What underlying stats do you use?
There’s a whole post about the method for anyone who is interested, but basically I use a number of offensive and defensive statistics from last season (2014-2015) combined with a “team strength” coefficient calculated from last year’s results.
Your model really likes Chelsea, what’s up with that?
The predictions I posted were all made based on 2014-2015 statistics, and more importantly the “team strength” coefficient was calculated on a year where Chelsea won the Premier League title. The model thinks they are good, especially at home where they were undefeated. They are not this season, so my model has really struggled with over-valuing them.

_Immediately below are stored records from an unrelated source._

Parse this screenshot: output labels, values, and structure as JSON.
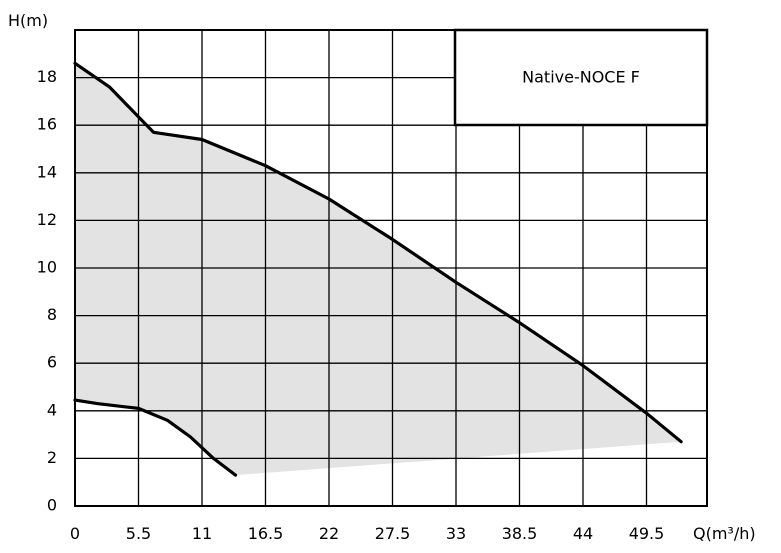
{
  "chart_data": {
    "type": "area",
    "title": "",
    "xlabel": "Q(m³/h)",
    "ylabel": "H(m)",
    "xlim": [
      0,
      55
    ],
    "ylim": [
      0,
      20
    ],
    "x_ticks": [
      "0",
      "5.5",
      "11",
      "16.5",
      "22",
      "27.5",
      "33",
      "38.5",
      "44",
      "49.5"
    ],
    "y_ticks": [
      "0",
      "2",
      "4",
      "6",
      "8",
      "10",
      "12",
      "14",
      "16",
      "18"
    ],
    "grid": true,
    "legend_position": "top-right",
    "legend_label": "Native-NOCE F",
    "series": [
      {
        "role": "max-curve",
        "x": [
          0,
          3,
          6.8,
          11,
          16.5,
          22,
          27.5,
          33,
          38.5,
          44,
          49.5,
          52.5
        ],
        "y": [
          18.6,
          17.6,
          15.7,
          15.4,
          14.3,
          12.9,
          11.2,
          9.4,
          7.7,
          5.9,
          3.9,
          2.7
        ]
      },
      {
        "role": "min-curve",
        "x": [
          0,
          2,
          5.5,
          8,
          10,
          12,
          13.9
        ],
        "y": [
          4.45,
          4.3,
          4.1,
          3.6,
          2.9,
          2.0,
          1.3
        ]
      }
    ],
    "colors": {
      "fill": "#e3e3e3",
      "curve": "#000000",
      "grid": "#000000"
    }
  }
}
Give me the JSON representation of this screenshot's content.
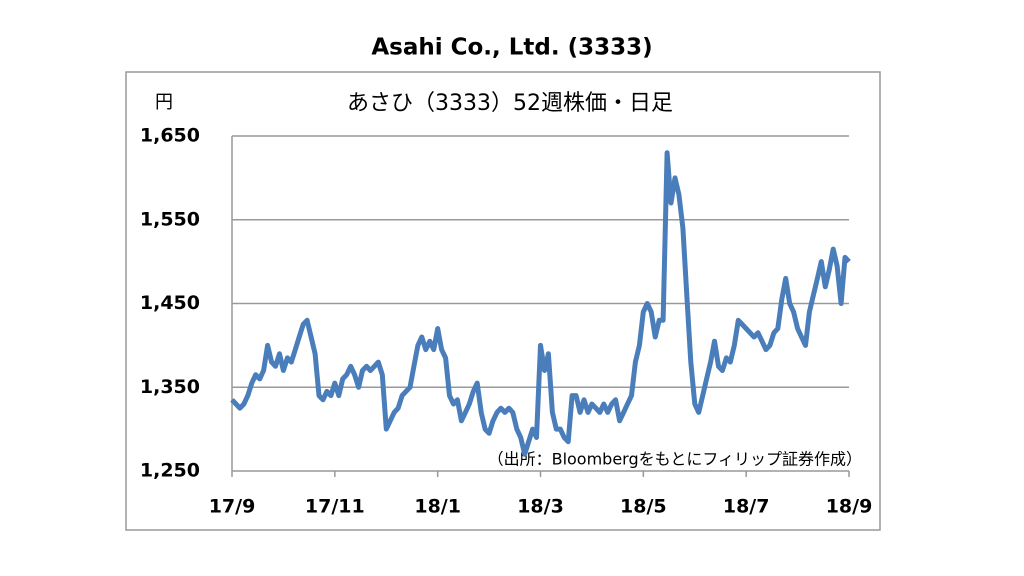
{
  "chart_data": {
    "type": "line",
    "title": "Asahi Co., Ltd. (3333)",
    "subtitle": "あさひ（3333）52週株価・日足",
    "y_label": "円",
    "annotation": "（出所：Bloombergをもとにフィリップ証券作成）",
    "categories": [
      "17/9",
      null,
      null,
      null,
      null,
      null,
      null,
      null,
      null,
      null,
      null,
      null,
      null,
      null,
      null,
      null,
      null,
      null,
      null,
      null,
      null,
      null,
      null,
      null,
      null,
      null,
      "17/11",
      null,
      null,
      null,
      null,
      null,
      null,
      null,
      null,
      null,
      null,
      null,
      null,
      null,
      null,
      null,
      null,
      null,
      null,
      null,
      null,
      null,
      null,
      null,
      null,
      null,
      "18/1",
      null,
      null,
      null,
      null,
      null,
      null,
      null,
      null,
      null,
      null,
      null,
      null,
      null,
      null,
      null,
      null,
      null,
      null,
      null,
      null,
      null,
      null,
      null,
      null,
      null,
      "18/3",
      null,
      null,
      null,
      null,
      null,
      null,
      null,
      null,
      null,
      null,
      null,
      null,
      null,
      null,
      null,
      null,
      null,
      null,
      null,
      null,
      null,
      null,
      null,
      null,
      null,
      "18/5",
      null,
      null,
      null,
      null,
      null,
      null,
      null,
      null,
      null,
      null,
      null,
      null,
      null,
      null,
      null,
      null,
      null,
      null,
      null,
      null,
      null,
      null,
      null,
      null,
      null,
      "18/7",
      null,
      null,
      null,
      null,
      null,
      null,
      null,
      null,
      null,
      null,
      null,
      null,
      null,
      null,
      null,
      null,
      null,
      null,
      null,
      null,
      null,
      null,
      null,
      null,
      null,
      "18/9"
    ],
    "series": [
      {
        "name": "あさひ",
        "color": "#4a7ebb",
        "values": [
          1335,
          1330,
          1325,
          1330,
          1340,
          1355,
          1365,
          1360,
          1370,
          1400,
          1380,
          1375,
          1390,
          1370,
          1385,
          1380,
          1395,
          1410,
          1425,
          1430,
          1410,
          1390,
          1340,
          1335,
          1345,
          1340,
          1355,
          1340,
          1360,
          1365,
          1375,
          1365,
          1350,
          1370,
          1375,
          1370,
          1375,
          1380,
          1365,
          1300,
          1310,
          1320,
          1325,
          1340,
          1345,
          1350,
          1375,
          1400,
          1410,
          1395,
          1405,
          1395,
          1420,
          1395,
          1385,
          1340,
          1330,
          1335,
          1310,
          1320,
          1330,
          1345,
          1355,
          1320,
          1300,
          1295,
          1310,
          1320,
          1325,
          1320,
          1325,
          1320,
          1300,
          1290,
          1270,
          1285,
          1300,
          1290,
          1400,
          1370,
          1390,
          1320,
          1300,
          1300,
          1290,
          1285,
          1340,
          1340,
          1320,
          1335,
          1320,
          1330,
          1325,
          1320,
          1330,
          1320,
          1330,
          1335,
          1310,
          1320,
          1330,
          1340,
          1380,
          1400,
          1440,
          1450,
          1440,
          1410,
          1430,
          1430,
          1630,
          1570,
          1600,
          1580,
          1540,
          1460,
          1380,
          1330,
          1320,
          1340,
          1360,
          1380,
          1405,
          1375,
          1370,
          1385,
          1380,
          1400,
          1430,
          1425,
          1420,
          1415,
          1410,
          1415,
          1405,
          1395,
          1400,
          1415,
          1420,
          1455,
          1480,
          1450,
          1440,
          1420,
          1410,
          1400,
          1440,
          1460,
          1480,
          1500,
          1470,
          1490,
          1515,
          1495,
          1450,
          1505,
          1500
        ]
      }
    ],
    "ylim": [
      1250,
      1650
    ],
    "yticks": [
      {
        "value": 1250,
        "label": "1,250"
      },
      {
        "value": 1350,
        "label": "1,350"
      },
      {
        "value": 1450,
        "label": "1,450"
      },
      {
        "value": 1550,
        "label": "1,550"
      },
      {
        "value": 1650,
        "label": "1,650"
      }
    ],
    "grid": true
  }
}
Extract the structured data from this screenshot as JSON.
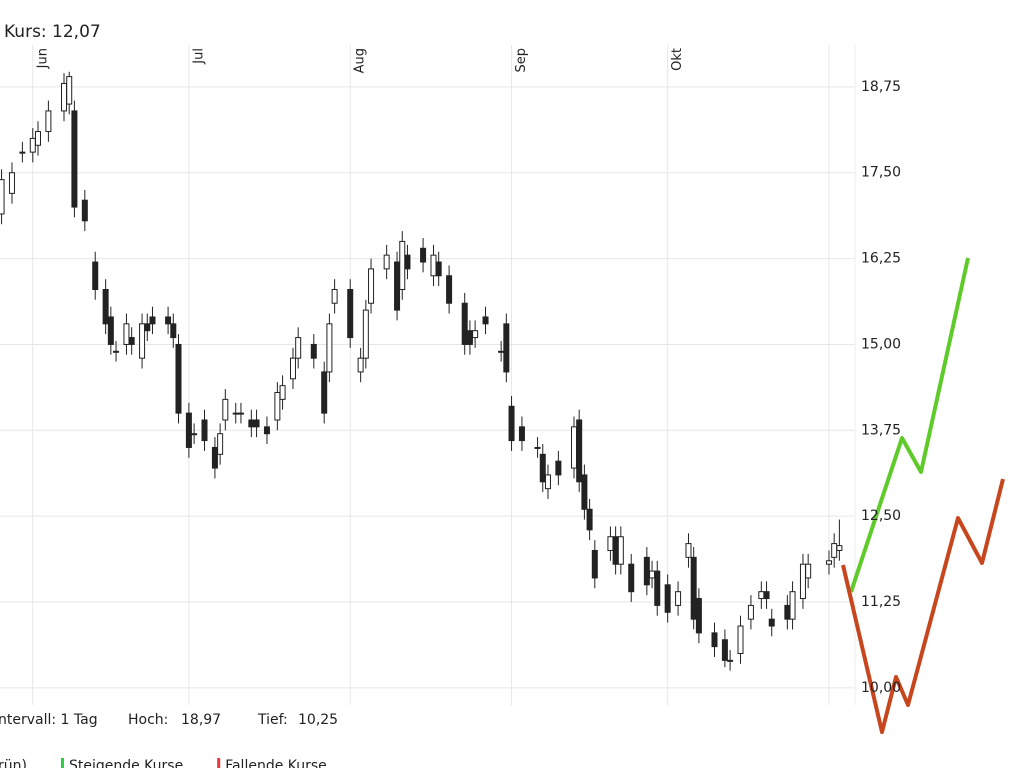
{
  "chart_data": {
    "type": "candlestick",
    "title": "Kurs: 12,07",
    "x": [
      -6,
      -4,
      -2,
      0,
      1,
      3,
      6,
      7,
      8,
      10,
      12,
      14,
      15,
      16,
      18,
      19,
      21,
      22,
      23,
      26,
      27,
      28,
      30,
      31,
      33,
      35,
      36,
      37,
      39,
      40,
      42,
      43,
      45,
      47,
      48,
      50,
      51,
      54,
      56,
      57,
      58,
      61,
      63,
      64,
      65,
      68,
      70,
      71,
      72,
      75,
      77,
      78,
      80,
      83,
      84,
      85,
      87,
      90,
      91,
      92,
      94,
      97,
      98,
      99,
      101,
      104,
      105,
      106,
      107,
      108,
      111,
      112,
      113,
      115,
      118,
      119,
      120,
      122,
      124,
      126,
      127,
      128,
      131,
      133,
      134,
      136,
      138,
      140,
      141,
      142,
      145,
      146,
      148,
      149,
      153,
      154,
      155
    ],
    "open": [
      16.9,
      17.2,
      17.8,
      17.8,
      17.9,
      18.1,
      18.4,
      18.5,
      18.4,
      17.1,
      16.2,
      15.8,
      15.4,
      14.9,
      15.0,
      15.1,
      14.8,
      15.3,
      15.4,
      15.4,
      15.3,
      15.0,
      14.0,
      13.7,
      13.9,
      13.5,
      13.4,
      13.9,
      14.0,
      14.0,
      13.9,
      13.9,
      13.8,
      13.9,
      14.2,
      14.5,
      14.8,
      15.0,
      14.6,
      14.6,
      15.6,
      15.8,
      14.6,
      14.8,
      15.6,
      16.1,
      16.2,
      15.8,
      16.3,
      16.4,
      16.0,
      16.2,
      16.0,
      15.6,
      15.2,
      15.1,
      15.4,
      14.9,
      15.3,
      14.1,
      13.8,
      13.5,
      13.4,
      12.9,
      13.3,
      13.2,
      13.9,
      13.1,
      12.6,
      12.0,
      12.0,
      12.2,
      11.8,
      11.8,
      11.9,
      11.6,
      11.7,
      11.5,
      11.2,
      11.9,
      11.9,
      11.3,
      10.8,
      10.7,
      10.4,
      10.5,
      11.0,
      11.3,
      11.4,
      11.0,
      11.2,
      11.0,
      11.3,
      11.6,
      11.8,
      11.9,
      12.0
    ],
    "high": [
      17.55,
      17.65,
      17.95,
      18.15,
      18.25,
      18.55,
      18.95,
      18.97,
      18.55,
      17.25,
      16.35,
      15.95,
      15.55,
      15.05,
      15.45,
      15.25,
      15.45,
      15.45,
      15.55,
      15.55,
      15.45,
      15.15,
      14.15,
      13.85,
      14.05,
      13.65,
      13.85,
      14.35,
      14.15,
      14.15,
      14.05,
      14.05,
      13.95,
      14.45,
      14.55,
      14.95,
      15.25,
      15.15,
      14.75,
      15.45,
      15.95,
      15.95,
      14.95,
      15.65,
      16.25,
      16.45,
      16.35,
      16.65,
      16.45,
      16.55,
      16.45,
      16.35,
      16.15,
      15.75,
      15.35,
      15.35,
      15.55,
      15.05,
      15.45,
      14.25,
      13.95,
      13.65,
      13.55,
      13.25,
      13.45,
      13.95,
      14.05,
      13.25,
      12.75,
      12.15,
      12.35,
      12.35,
      12.35,
      11.95,
      12.05,
      11.85,
      11.85,
      11.65,
      11.55,
      12.25,
      12.05,
      11.45,
      10.95,
      10.85,
      10.55,
      11.05,
      11.35,
      11.55,
      11.55,
      11.15,
      11.35,
      11.55,
      11.95,
      11.95,
      12.0,
      12.25,
      12.45
    ],
    "low": [
      16.75,
      17.05,
      17.65,
      17.65,
      17.75,
      17.95,
      18.25,
      18.35,
      16.85,
      16.65,
      15.65,
      15.15,
      14.85,
      14.75,
      14.85,
      14.85,
      14.65,
      15.05,
      15.15,
      15.15,
      14.95,
      13.85,
      13.35,
      13.55,
      13.45,
      13.05,
      13.25,
      13.75,
      13.85,
      13.85,
      13.65,
      13.65,
      13.55,
      13.75,
      14.05,
      14.35,
      14.65,
      14.65,
      13.85,
      14.45,
      15.45,
      14.95,
      14.45,
      14.65,
      15.45,
      15.95,
      15.35,
      15.65,
      15.95,
      16.05,
      15.85,
      15.85,
      15.45,
      14.85,
      14.85,
      14.95,
      15.15,
      14.75,
      14.45,
      13.45,
      13.45,
      13.35,
      12.85,
      12.75,
      12.95,
      13.05,
      12.85,
      12.45,
      12.15,
      11.45,
      11.85,
      11.65,
      11.65,
      11.25,
      11.35,
      11.45,
      11.05,
      10.95,
      11.05,
      11.75,
      10.85,
      10.65,
      10.45,
      10.3,
      10.25,
      10.35,
      10.85,
      11.15,
      11.15,
      10.75,
      10.85,
      10.85,
      11.15,
      11.45,
      11.65,
      11.75,
      11.85
    ],
    "close": [
      17.4,
      17.5,
      17.8,
      18.0,
      18.1,
      18.4,
      18.8,
      18.9,
      17.0,
      16.8,
      15.8,
      15.3,
      15.0,
      14.9,
      15.3,
      15.0,
      15.3,
      15.2,
      15.3,
      15.3,
      15.1,
      14.0,
      13.5,
      13.7,
      13.6,
      13.2,
      13.7,
      14.2,
      14.0,
      14.0,
      13.8,
      13.8,
      13.7,
      14.3,
      14.4,
      14.8,
      15.1,
      14.8,
      14.0,
      15.3,
      15.8,
      15.1,
      14.8,
      15.5,
      16.1,
      16.3,
      15.5,
      16.5,
      16.1,
      16.2,
      16.3,
      16.0,
      15.6,
      15.0,
      15.0,
      15.2,
      15.3,
      14.9,
      14.6,
      13.6,
      13.6,
      13.5,
      13.0,
      13.1,
      13.1,
      13.8,
      13.0,
      12.6,
      12.3,
      11.6,
      12.2,
      11.8,
      12.2,
      11.4,
      11.5,
      11.7,
      11.2,
      11.1,
      11.4,
      12.1,
      11.0,
      10.8,
      10.6,
      10.4,
      10.4,
      10.9,
      11.2,
      11.4,
      11.3,
      10.9,
      11.0,
      11.4,
      11.8,
      11.8,
      11.85,
      12.1,
      12.07
    ],
    "up_color": "#ffffff",
    "down_color": "#222222",
    "xlim": [
      -6.3,
      158
    ],
    "xticks": [
      {
        "value": 0,
        "label": "Jun"
      },
      {
        "value": 30,
        "label": "Jul"
      },
      {
        "value": 61,
        "label": "Aug"
      },
      {
        "value": 92,
        "label": "Sep"
      },
      {
        "value": 122,
        "label": "Okt"
      },
      {
        "value": 153,
        "label": null
      }
    ],
    "ylim": [
      9.75,
      19.36
    ],
    "yticks": [
      {
        "value": 10,
        "label": "10,00"
      },
      {
        "value": 11.25,
        "label": "11,25"
      },
      {
        "value": 12.5,
        "label": "12,50"
      },
      {
        "value": 13.75,
        "label": "13,75"
      },
      {
        "value": 15,
        "label": "15,00"
      },
      {
        "value": 16.25,
        "label": "16,25"
      },
      {
        "value": 17.5,
        "label": "17,50"
      },
      {
        "value": 18.75,
        "label": "18,75"
      }
    ],
    "grid": true,
    "info": {
      "interval": "ntervall: 1 Tag",
      "high_label": "Hoch:",
      "high": "18,97",
      "low_label": "Tief:",
      "low": "10,25"
    },
    "legend": [
      {
        "name": "rün)",
        "color": null
      },
      {
        "name": "Steigende Kurse",
        "color": "#2ecc40"
      },
      {
        "name": "Fallende Kurse",
        "color": "#e8393f"
      }
    ]
  }
}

Your model isn’t giving Leicester City enough credit this week, they’re way better than ______.
Just like Chelsea, I’m using last year’s numbers. Leicester City have dramatically out-performed expectations this season. Unlike Chelsea, who would shock me if they improved anywhere near pre-season predictions, Leicester may still regress to the mean. We’ll see.
But Chelsea aren’t any good this year. Why don’t you update your predictions?
This was a personal decision – I’ve decided not to update the model throughout the season to see how it does. Creating a model based on recent results is a different challenge, and there are a number of ways to tackle it, but that’s not my goal here. Initially I aimed at creating a model where I could measure individual player contributions, and to do that I wanted to predict season performance. The individual game predictions were a byproduct of this model, and they’ve become far more popular than I had imagined, but they’re more of a diagnostic to how my model is doing overall.
I could update the model with a more recent team strength coefficient, but I’m a big believer in letting the model run its course.
Why does your model like Arsenal so much?
One of the features of the SVM model is that I don’t know what individual variables make the model say what it says – I do know it predicts a pretty significant home field advantage. Other than that, it’s a black box that I can’t unpack.